Deze groep metallopeptidasen vormt de MEROPS peptidasefamilie M9, subfamilies M9A en M9B (microbieel collagenase, clan MA(E)). De eiwitvouwing van het peptidasedomein voor leden van deze familie lijkt op die van thermolysine, het typevoorbeeld voor clan MA en de voorspelde actieve site-residuen voor leden van deze familie en thermolysine komen voor in het motief HEXXH.
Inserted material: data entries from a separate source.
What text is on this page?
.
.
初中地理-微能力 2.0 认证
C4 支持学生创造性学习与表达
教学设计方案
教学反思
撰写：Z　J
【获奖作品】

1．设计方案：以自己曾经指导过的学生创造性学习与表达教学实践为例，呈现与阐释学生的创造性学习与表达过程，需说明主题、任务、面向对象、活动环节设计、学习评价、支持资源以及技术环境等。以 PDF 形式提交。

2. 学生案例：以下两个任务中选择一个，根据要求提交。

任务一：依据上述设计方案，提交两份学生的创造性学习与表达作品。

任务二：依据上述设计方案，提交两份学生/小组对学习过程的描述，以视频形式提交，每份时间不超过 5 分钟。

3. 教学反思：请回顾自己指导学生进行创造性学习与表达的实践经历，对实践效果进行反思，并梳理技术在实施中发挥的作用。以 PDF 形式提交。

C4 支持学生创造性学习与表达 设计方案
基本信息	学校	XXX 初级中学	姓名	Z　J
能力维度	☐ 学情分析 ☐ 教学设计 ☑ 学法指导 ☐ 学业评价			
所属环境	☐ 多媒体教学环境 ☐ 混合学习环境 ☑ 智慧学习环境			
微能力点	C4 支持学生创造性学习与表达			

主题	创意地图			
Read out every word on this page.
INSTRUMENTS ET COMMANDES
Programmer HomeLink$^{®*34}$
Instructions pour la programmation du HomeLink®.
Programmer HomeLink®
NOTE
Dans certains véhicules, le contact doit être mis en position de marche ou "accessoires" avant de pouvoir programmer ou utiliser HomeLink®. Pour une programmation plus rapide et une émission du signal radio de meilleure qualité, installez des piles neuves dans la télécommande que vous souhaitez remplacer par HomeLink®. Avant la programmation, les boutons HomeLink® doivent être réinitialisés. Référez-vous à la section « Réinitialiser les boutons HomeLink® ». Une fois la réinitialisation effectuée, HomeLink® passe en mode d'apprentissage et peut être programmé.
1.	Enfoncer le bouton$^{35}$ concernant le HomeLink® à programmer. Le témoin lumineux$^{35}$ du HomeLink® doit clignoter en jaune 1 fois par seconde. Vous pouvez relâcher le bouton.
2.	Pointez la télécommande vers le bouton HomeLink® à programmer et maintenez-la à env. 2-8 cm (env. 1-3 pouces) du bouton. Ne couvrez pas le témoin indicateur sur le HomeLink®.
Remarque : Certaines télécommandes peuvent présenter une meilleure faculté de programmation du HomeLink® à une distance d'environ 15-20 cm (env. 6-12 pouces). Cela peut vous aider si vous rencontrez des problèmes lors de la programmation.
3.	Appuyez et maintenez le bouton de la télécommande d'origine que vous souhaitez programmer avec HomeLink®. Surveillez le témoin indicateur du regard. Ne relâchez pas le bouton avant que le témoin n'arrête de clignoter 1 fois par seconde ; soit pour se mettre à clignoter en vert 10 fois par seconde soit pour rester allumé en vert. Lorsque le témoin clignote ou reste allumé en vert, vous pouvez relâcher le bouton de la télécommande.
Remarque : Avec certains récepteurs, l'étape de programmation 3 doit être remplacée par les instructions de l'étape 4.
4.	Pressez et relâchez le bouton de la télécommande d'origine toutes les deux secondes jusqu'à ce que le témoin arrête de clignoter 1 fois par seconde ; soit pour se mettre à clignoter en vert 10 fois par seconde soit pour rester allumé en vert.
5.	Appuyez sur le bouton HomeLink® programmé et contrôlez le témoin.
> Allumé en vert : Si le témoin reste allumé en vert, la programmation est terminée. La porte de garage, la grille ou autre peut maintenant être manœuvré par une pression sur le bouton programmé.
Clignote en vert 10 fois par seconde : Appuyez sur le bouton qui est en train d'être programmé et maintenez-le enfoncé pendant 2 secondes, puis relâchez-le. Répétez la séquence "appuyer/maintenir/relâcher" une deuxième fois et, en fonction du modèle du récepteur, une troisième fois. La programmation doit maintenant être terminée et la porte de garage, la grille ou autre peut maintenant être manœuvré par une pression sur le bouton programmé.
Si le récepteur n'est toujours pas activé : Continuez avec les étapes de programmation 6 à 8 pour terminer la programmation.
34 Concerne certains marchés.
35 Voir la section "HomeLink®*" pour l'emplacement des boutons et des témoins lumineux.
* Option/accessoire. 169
Microbiële collagenasen zijn geïdentificeerd bij bacteriën van zowel de Vibrio als de Clostridium geslachten. Collagenase wordt tijdens een bacteriële aanval gebruikt om de collageenbarrière van de gastheer tijdens de invasie af te breken. Vibrio-bacteriën worden soms in ziekenhuizen gebruikt om dood weefsel te verwijderen uit brandwonden en zweren. Clostridium histolyticum is een ziekteverwekker die gasgangreen veroorzaakt; niettemin is het geïsoleerde collagenase gebruikt om doorligwonden te behandelen. Collageensplitsing vindt plaats bij een Xaa+Got binding in Vibrio bacteriën en bij een Yaa+Gly binding in Clostridium collagenases.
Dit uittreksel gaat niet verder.